At 09:58 AM 08/16/02 -0700, David VanHook wrote:
>OK, I fiddled around with the meta tag names, but that appeared not to make
>any difference. Still not working on multiple Meta tags. But it does sound
>like maybe using the new 2.1dev is a good idea, anyway -- should I just pick
>the latest daily snapshot?
Yes. I actually use cvs every place I use swish -- makes it really easy to
get updates or to fetch a given version.
>Once we've got it installed and config'd, we'll be using this on a website
>which gets about 1 million hits per week, and about 3,000 searches a day.
>Is the dev version ready for that kind of spotlight?
Two a minute? I sure hope so.
You can either fork every request to swish, or use the swish library and
embed swish into your application. Here's a quick benchmark of an index
with 50,000 files searching for "we or you or them":
Benchmark: timing 3000 iterations of fork_swish, library_swish...

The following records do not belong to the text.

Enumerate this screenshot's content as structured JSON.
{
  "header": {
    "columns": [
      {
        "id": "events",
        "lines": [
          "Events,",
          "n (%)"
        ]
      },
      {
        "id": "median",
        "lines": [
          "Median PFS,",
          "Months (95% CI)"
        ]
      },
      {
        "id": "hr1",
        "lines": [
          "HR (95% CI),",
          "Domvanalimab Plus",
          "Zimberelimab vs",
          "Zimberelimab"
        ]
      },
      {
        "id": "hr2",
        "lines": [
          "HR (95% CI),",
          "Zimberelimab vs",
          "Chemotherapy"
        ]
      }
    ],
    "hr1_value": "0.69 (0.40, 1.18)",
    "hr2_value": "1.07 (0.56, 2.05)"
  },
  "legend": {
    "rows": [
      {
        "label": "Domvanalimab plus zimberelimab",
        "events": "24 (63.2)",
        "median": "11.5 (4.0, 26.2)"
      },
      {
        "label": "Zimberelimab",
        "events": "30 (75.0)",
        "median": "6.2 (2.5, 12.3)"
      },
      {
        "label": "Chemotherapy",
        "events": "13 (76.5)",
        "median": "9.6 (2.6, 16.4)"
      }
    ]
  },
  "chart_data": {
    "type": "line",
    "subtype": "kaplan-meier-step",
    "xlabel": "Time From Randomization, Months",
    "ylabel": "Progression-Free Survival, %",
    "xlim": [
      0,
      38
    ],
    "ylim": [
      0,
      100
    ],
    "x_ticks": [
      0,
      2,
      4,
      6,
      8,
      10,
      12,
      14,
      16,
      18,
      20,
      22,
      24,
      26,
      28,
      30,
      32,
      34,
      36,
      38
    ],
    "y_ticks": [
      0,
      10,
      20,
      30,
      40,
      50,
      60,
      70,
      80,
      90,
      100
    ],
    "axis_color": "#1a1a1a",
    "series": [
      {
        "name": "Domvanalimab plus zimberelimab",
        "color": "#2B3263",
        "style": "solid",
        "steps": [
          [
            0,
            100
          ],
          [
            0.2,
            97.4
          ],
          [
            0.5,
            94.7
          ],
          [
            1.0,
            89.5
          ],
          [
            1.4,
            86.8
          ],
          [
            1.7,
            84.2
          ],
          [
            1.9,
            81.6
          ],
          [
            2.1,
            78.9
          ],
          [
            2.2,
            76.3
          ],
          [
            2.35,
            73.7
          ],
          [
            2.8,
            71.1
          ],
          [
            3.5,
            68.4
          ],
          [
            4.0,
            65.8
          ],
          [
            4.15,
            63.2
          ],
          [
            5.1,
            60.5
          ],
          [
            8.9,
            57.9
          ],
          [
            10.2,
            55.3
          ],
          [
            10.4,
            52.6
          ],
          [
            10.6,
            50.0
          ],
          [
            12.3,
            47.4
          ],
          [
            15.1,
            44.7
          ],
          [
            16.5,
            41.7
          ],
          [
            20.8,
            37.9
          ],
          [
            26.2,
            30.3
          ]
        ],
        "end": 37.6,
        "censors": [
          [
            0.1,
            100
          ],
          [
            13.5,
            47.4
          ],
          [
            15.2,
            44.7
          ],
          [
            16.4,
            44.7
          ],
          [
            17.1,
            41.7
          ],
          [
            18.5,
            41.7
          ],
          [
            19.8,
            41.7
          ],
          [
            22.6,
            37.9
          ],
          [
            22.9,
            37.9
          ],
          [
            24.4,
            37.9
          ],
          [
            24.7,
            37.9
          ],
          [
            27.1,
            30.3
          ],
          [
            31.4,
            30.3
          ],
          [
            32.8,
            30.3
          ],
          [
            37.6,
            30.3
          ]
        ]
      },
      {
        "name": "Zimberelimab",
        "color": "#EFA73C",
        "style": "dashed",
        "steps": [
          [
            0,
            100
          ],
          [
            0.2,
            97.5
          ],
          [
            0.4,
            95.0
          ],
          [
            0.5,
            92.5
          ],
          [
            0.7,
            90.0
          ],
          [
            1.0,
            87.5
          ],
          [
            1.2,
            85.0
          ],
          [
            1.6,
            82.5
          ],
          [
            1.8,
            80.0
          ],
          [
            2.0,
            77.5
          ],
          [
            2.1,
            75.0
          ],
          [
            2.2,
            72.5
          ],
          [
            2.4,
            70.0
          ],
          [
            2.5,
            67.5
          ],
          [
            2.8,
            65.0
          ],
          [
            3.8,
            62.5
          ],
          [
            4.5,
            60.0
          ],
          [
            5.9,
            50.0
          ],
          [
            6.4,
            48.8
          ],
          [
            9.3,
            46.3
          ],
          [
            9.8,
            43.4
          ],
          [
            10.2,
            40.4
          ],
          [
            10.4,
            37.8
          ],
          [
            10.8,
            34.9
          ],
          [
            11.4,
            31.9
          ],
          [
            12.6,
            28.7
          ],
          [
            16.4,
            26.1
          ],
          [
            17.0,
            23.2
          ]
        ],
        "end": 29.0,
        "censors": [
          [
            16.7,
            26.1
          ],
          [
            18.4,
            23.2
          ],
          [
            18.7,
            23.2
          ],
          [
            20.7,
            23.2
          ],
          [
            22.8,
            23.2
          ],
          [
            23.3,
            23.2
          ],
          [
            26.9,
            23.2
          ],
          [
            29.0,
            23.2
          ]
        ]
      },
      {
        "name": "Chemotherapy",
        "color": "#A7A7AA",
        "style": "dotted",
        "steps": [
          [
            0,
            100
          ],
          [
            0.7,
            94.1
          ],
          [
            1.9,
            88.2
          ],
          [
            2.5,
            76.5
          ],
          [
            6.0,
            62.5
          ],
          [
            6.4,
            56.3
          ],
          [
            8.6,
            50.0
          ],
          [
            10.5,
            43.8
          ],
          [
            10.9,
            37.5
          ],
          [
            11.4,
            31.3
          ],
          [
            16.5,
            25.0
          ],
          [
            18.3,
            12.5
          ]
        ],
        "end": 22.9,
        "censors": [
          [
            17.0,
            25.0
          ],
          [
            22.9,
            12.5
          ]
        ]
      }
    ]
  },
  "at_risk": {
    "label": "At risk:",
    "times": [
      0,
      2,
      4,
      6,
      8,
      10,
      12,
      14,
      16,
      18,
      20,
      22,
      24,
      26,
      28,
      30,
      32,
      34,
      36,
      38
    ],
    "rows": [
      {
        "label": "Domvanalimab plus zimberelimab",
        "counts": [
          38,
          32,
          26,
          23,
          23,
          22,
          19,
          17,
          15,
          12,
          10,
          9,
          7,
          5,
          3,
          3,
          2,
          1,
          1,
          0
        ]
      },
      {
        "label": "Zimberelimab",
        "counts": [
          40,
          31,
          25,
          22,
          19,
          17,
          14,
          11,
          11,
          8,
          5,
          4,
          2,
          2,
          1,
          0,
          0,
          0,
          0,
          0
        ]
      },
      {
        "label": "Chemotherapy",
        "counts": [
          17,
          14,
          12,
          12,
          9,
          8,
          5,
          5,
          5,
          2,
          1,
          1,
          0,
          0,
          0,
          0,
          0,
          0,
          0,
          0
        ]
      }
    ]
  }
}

fork_swish: 148 wallclock secs
( 4.44 usr 1.43 sys + 111.02 cusr 31.07 csys = 147.96 CPU)
@ 511.07/s (n=3000)
library_swish: 62 wallclock secs
(37.51 usr + 24.53 sys = 62.04 CPU) @ 48.36/s (n=3000)
Fork: 3000 requests, 2067000 total results
Library: 3000 requests, 2067000 total results
Even faster for a simple single keyword search "hello"
library_swish: 26 wallclock secs
(13.82 usr + 11.76 sys = 25.58 CPU) @ 117.28/s (n=3000)
Library: 3000 requests, 765000 total results
>Or will there be a new
>stable release sometime soon which perhaps we should wait for?
You should see the pile on my desk. I wouldn't wait.
Disclaimer: Benchmarks are never right. Here's the code:
moseley@bumby:~/swish-e/src$ cat bench.pl
#!/usr/local/bin/perl -w
use strict;
use SWISHE;
use Symbol;
use Benchmark;
my $fork_count_recs = 0;
my $fork_count = 0;
my $lib_count_recs = 0;
my $lib_count = 0;
my $query = 'food not hello';
my $handle = SwishOpen( 'index.swish-e' )
or die "Failed to open index";
timethese( 3000, {
'library_swish' => \&library_swish,
'fork_swish' => \&fork_swish,
});
print "Fork: $fork_count requests, $fork_count_recs total results\n";
print "Library: $lib_count requests, $lib_count_recs total results\n";
sub library_swish {
my $num_results = SwishSearch($handle, $query, 1, '','' );
if ( $num_results <= 0 ) {
print ($num_results ? SwishErrorString( $num_results ) : 'No
Results');
my $error = SwishError( $handle );
print "\nError number: $error\n" if $error;
return; # or next.
}
my @recs;
while ( (my @rec = SwishNext( $handle )) ) {
push @recs, \@rec;
}
$lib_count_recs += @recs;
$lib_count++;
}
sub fork_swish {
my $swish = gensym;
my $pid = open( $swish, '-|' );
die "failed to fork" unless defined $pid;
if ( !$pid ) {
exec( "./swish-e", '-w', $query, '-H0' )
or die "failed to exec";
}
my @recs = <$swish>;
$fork_count_recs += @recs;
$fork_count++;
}
--
Bill Moseley
mailto:moseley@hank.org
Received on Fri Aug 16 18:09:13 2002